Editorial: The presidential debates should include more than two candidates
The Commission on Presidential Debates has scheduled three nationally televised events between now and the November election that seem likely, under its current rules, to be limited to the two major-party candidates, Hillary Clinton and Donald Trump. That would be a disservice to voters, who would not get to hear from several candidates who, although they are long-shots, could conceivably win the presidential race in November. The commission should ease off a bit on its rules by dropping, for at least one debate, the requirement that participants achieve 15% voter support or more in five national public opinion polls.
Dropping the 15% hurdle would give voters a chance to engage with some alternative ideas they might otherwise miss; there’s nothing wrong with that.

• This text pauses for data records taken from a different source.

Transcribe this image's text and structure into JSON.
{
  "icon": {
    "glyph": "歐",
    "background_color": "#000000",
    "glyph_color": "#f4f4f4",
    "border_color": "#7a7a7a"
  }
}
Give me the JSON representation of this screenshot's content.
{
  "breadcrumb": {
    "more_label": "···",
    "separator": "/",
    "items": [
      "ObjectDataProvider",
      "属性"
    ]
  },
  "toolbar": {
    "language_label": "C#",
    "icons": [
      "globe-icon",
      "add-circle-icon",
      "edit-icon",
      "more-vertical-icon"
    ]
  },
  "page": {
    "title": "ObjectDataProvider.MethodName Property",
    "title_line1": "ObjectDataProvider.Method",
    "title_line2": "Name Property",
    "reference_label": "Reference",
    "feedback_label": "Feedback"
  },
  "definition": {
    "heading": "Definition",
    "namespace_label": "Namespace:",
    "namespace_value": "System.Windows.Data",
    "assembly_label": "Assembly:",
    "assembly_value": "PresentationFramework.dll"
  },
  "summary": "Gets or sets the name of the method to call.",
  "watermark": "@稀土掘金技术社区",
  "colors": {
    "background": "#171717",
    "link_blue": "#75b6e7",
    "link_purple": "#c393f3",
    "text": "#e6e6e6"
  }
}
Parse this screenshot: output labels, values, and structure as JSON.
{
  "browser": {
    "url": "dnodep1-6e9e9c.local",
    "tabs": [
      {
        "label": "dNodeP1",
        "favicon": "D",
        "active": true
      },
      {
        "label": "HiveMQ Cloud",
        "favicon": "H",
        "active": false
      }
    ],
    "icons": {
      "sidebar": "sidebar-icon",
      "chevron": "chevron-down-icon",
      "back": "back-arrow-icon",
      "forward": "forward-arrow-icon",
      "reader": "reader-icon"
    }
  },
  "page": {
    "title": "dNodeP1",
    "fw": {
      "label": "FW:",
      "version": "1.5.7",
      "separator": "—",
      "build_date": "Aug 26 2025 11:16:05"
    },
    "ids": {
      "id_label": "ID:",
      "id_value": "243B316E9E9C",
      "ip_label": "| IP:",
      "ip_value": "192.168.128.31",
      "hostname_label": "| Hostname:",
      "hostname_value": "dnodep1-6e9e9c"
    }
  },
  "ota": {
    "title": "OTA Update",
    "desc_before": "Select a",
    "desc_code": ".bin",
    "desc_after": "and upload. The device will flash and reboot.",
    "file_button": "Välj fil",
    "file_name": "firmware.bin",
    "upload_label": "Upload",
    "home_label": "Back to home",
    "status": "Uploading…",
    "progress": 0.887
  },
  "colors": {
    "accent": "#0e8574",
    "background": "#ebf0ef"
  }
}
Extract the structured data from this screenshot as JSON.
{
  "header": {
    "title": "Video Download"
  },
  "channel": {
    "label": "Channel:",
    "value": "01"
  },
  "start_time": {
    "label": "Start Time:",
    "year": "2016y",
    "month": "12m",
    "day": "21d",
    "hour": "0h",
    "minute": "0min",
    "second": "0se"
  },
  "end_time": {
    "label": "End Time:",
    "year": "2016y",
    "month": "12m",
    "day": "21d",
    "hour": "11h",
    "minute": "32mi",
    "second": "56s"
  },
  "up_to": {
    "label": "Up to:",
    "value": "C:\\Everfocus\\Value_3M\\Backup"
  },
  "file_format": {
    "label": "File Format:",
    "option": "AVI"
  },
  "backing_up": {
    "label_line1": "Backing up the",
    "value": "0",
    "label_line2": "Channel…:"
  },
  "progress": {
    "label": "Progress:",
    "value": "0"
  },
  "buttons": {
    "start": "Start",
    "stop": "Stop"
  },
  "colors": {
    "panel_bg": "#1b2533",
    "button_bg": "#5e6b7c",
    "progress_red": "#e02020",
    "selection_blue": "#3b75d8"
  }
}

The commission currently limits the stage to candidates who meet the 15% threshold and are on the ballot in enough states to be able to collect the 270 electoral votes it takes to win the presidency. But the requirement of mathematical viability strikes us as a sufficient filter to keep the stage from being clogged with distracting fringe candidates who can’t possibly win. Why should candidates who could potentially be elected — and who might gain even more support if they could get their message before voters on a national platform — be barred from participating?
Furthermore, dropping the 15% hurdle would give voters a chance to engage with some alternative ideas they might otherwise miss; there’s nothing wrong with that.
As of now, that would mean adding two lecterns to the stage, giving space to Libertarian nominee Gary Johnson and Green Party nominee Jill Stein. We’re not naive; we understand that neither is likely to garner sufficient support to win any states in November, let alone the majority of electoral college votes. But debates shouldn’t be about anointing winners by omitting competitors; they should be frank exchanges of views on a wide range of subjects exposing the candidates’ poise under pressure.
Additionally, in this era of extreme cynicism about our political processes, expanding the debate lineup could help counter the perception in some quarters that the debate system is rigged (to use a term that has been brought up often in this race) in favor of the two major parties. After all, it was those very two parties which just happened to have been instrumental in creating the debate commission in the first place. Rules that limit participation to Democrats and Republicans, while excluding candidates who have a small-but-not-zero chance of winning might understandably be construed as self-dealing.
There is an argument to be made that including too many candidates could limit the give-and-take between the two candidates in whom voters have shown the most interest, and who have the best chances of winning. But remember that Trump and Clinton have high negatives among voters, many of whom may be searching for an Option C. And expanding the stage for one night serves the better interests of democracy, while still leaving two more debates for the kind of exchanges that can help sharpen voters’ views and perceptions.